I wanted to remark on a few things, and pose some questions for general consideration. First thing is, the title of the novel. I think that on a literal level, the reference of “gravity’s rainbow” is clear. It refers to the path or smoke trail of a rocket in the sky. It goes up, then gravity pulls it down, forming a smoggy rainbow in the sky. But what about this book can we take at face value? So on a deeper level, it also refers to the paths of people. Katje is said to follow a parabola in her life, but I suppose Slothrop does as well. Where we’ve left him, at page 269, he’s climbing the parabola. Soon he’ll get to the top, and then eventually he’ll fall (if he’s not even in the last part of the book, he must fall fairly hard). This might be a part of the post-modern worldview, that everything is eventually going to turn to shit and fall apart, opposed to the Enlightenment Project and the Hegelian Dialectic. Maybe the entire planet follows gravity’s rainbow.

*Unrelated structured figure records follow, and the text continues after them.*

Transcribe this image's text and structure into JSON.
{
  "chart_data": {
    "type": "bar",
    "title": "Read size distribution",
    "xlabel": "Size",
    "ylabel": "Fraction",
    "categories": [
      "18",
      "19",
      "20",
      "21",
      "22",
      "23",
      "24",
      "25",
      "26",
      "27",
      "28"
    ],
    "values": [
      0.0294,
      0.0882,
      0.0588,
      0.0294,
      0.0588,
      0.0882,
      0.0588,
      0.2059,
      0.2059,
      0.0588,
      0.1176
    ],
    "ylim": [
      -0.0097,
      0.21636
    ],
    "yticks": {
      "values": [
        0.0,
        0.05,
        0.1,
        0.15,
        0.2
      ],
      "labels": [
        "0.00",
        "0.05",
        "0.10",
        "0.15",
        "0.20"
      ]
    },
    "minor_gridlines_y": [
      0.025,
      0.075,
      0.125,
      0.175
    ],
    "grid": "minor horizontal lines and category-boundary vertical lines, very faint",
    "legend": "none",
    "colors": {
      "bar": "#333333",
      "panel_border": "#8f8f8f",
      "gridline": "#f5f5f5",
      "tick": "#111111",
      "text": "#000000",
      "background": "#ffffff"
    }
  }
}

Now, I promised you some talk about sex. What I’m curious about is, why is the novel so overtly sexual? You could say that most modern (small m) work is very sexual, since sex has lost a lot of its taboo nature in our society, but a show like Sex and the City is much more concerned with portraying realism than GR is. It’s entirely possible that Pynchon is throwing in so much sex purely because sex is a part of life. I think personally that he’s playing off the mythos of the American Hero, the John Wayne or the Indiana Jones, or even James Bond (though technically British, he’s become an American fantasy). Scoring chicks is all part of that rougish Western Male image. This only explains why Slothrop gets so much slap-and-giggle, though. What other reasons could there be (besides a raw desire to offend on Pynchon’s part) for all the graphic sex?

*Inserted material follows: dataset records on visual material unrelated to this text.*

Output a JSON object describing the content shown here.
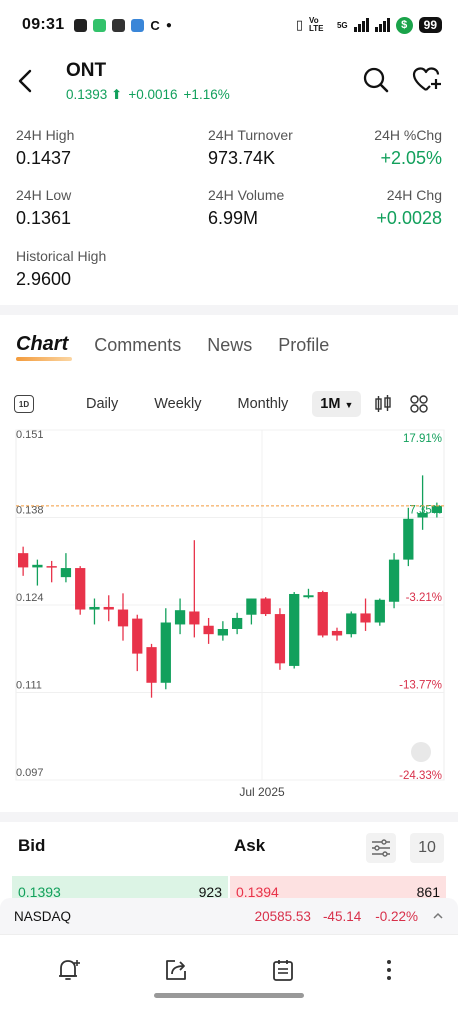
{
  "status": {
    "time": "09:31",
    "battery": "99",
    "network": "5G",
    "volte": "Vo LTE"
  },
  "header": {
    "symbol": "ONT",
    "price": "0.1393",
    "change": "+0.0016",
    "change_pct": "+1.16%"
  },
  "stats": {
    "high_label": "24H High",
    "high": "0.1437",
    "turnover_label": "24H Turnover",
    "turnover": "973.74K",
    "pctchg_label": "24H %Chg",
    "pctchg": "+2.05%",
    "low_label": "24H Low",
    "low": "0.1361",
    "volume_label": "24H Volume",
    "volume": "6.99M",
    "chg_label": "24H Chg",
    "chg": "+0.0028",
    "hist_label": "Historical High",
    "hist": "2.9600"
  },
  "tabs": [
    "Chart",
    "Comments",
    "News",
    "Profile"
  ],
  "periods": {
    "oned": "1D",
    "daily": "Daily",
    "weekly": "Weekly",
    "monthly": "Monthly",
    "selected": "1M"
  },
  "chart_data": {
    "type": "candlestick",
    "ylim": [
      0.097,
      0.151
    ],
    "y_ticks": [
      "0.151",
      "0.138",
      "0.124",
      "0.111",
      "0.097"
    ],
    "right_ticks": [
      "17.91%",
      "7.35%",
      "-3.21%",
      "-13.77%",
      "-24.33%"
    ],
    "x_label": "Jul 2025",
    "last_price_line": 0.1393,
    "candles": [
      {
        "o": 0.132,
        "h": 0.133,
        "l": 0.1285,
        "c": 0.1298
      },
      {
        "o": 0.1298,
        "h": 0.131,
        "l": 0.127,
        "c": 0.1302
      },
      {
        "o": 0.13,
        "h": 0.1308,
        "l": 0.1275,
        "c": 0.1298
      },
      {
        "o": 0.1283,
        "h": 0.132,
        "l": 0.1275,
        "c": 0.1297
      },
      {
        "o": 0.1297,
        "h": 0.13,
        "l": 0.1225,
        "c": 0.1233
      },
      {
        "o": 0.1233,
        "h": 0.125,
        "l": 0.121,
        "c": 0.1237
      },
      {
        "o": 0.1237,
        "h": 0.1255,
        "l": 0.1215,
        "c": 0.1233
      },
      {
        "o": 0.1233,
        "h": 0.1258,
        "l": 0.1185,
        "c": 0.1207
      },
      {
        "o": 0.1219,
        "h": 0.1225,
        "l": 0.1138,
        "c": 0.1165
      },
      {
        "o": 0.1175,
        "h": 0.118,
        "l": 0.1097,
        "c": 0.112
      },
      {
        "o": 0.112,
        "h": 0.1235,
        "l": 0.111,
        "c": 0.1213
      },
      {
        "o": 0.121,
        "h": 0.125,
        "l": 0.1195,
        "c": 0.1232
      },
      {
        "o": 0.123,
        "h": 0.134,
        "l": 0.119,
        "c": 0.121
      },
      {
        "o": 0.1208,
        "h": 0.122,
        "l": 0.118,
        "c": 0.1195
      },
      {
        "o": 0.1193,
        "h": 0.1215,
        "l": 0.1185,
        "c": 0.1203
      },
      {
        "o": 0.1203,
        "h": 0.1228,
        "l": 0.1195,
        "c": 0.122
      },
      {
        "o": 0.1225,
        "h": 0.125,
        "l": 0.121,
        "c": 0.125
      },
      {
        "o": 0.125,
        "h": 0.1252,
        "l": 0.1223,
        "c": 0.1226
      },
      {
        "o": 0.1226,
        "h": 0.1235,
        "l": 0.114,
        "c": 0.115
      },
      {
        "o": 0.1146,
        "h": 0.126,
        "l": 0.1142,
        "c": 0.1257
      },
      {
        "o": 0.1252,
        "h": 0.1265,
        "l": 0.125,
        "c": 0.1255
      },
      {
        "o": 0.126,
        "h": 0.1262,
        "l": 0.119,
        "c": 0.1193
      },
      {
        "o": 0.12,
        "h": 0.1205,
        "l": 0.1185,
        "c": 0.1193
      },
      {
        "o": 0.1195,
        "h": 0.123,
        "l": 0.119,
        "c": 0.1227
      },
      {
        "o": 0.1227,
        "h": 0.125,
        "l": 0.12,
        "c": 0.1213
      },
      {
        "o": 0.1213,
        "h": 0.125,
        "l": 0.1208,
        "c": 0.1248
      },
      {
        "o": 0.1245,
        "h": 0.132,
        "l": 0.1235,
        "c": 0.131
      },
      {
        "o": 0.131,
        "h": 0.139,
        "l": 0.13,
        "c": 0.1373
      },
      {
        "o": 0.1375,
        "h": 0.144,
        "l": 0.1356,
        "c": 0.1382
      },
      {
        "o": 0.1382,
        "h": 0.1398,
        "l": 0.1375,
        "c": 0.1393
      }
    ]
  },
  "bidask": {
    "bid_label": "Bid",
    "ask_label": "Ask",
    "depth": "10",
    "bid_price": "0.1393",
    "bid_qty": "923",
    "ask_price": "0.1394",
    "ask_qty": "861"
  },
  "ticker": {
    "name": "NASDAQ",
    "value": "20585.53",
    "change": "-45.14",
    "pct": "-0.22%"
  },
  "colors": {
    "up": "#12a05c",
    "down": "#e8334a",
    "accent": "#f39b3c"
  }
}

Lastly, Plastic Man. On page 206, Slothrop is reading a Plastic Man comic book. The superhero phenomenon, particularly in the WWII era, makes perfect sense when linked to Slothrop’s status as The American. “Good guys vs. bad guys” and “might makes right” are very much tied into the American consciousness (just listen to W. talk about the war sometime). But if Pynchon just wanted a superhero, he could have used Superman. Plastic Man is a weird choice because… well, he’s weird. No, seriously, he’s weird. Plastic Man is fucking weird. I point this out to show how much control Pynchon has over every detail in this novel; even the smallest props are appropriately bizarre.
Oh, and when I read That Scene, I had a short bout of dry heaves. Actually, I think I might have thrown up in my mouth a little. Thanks, Scott!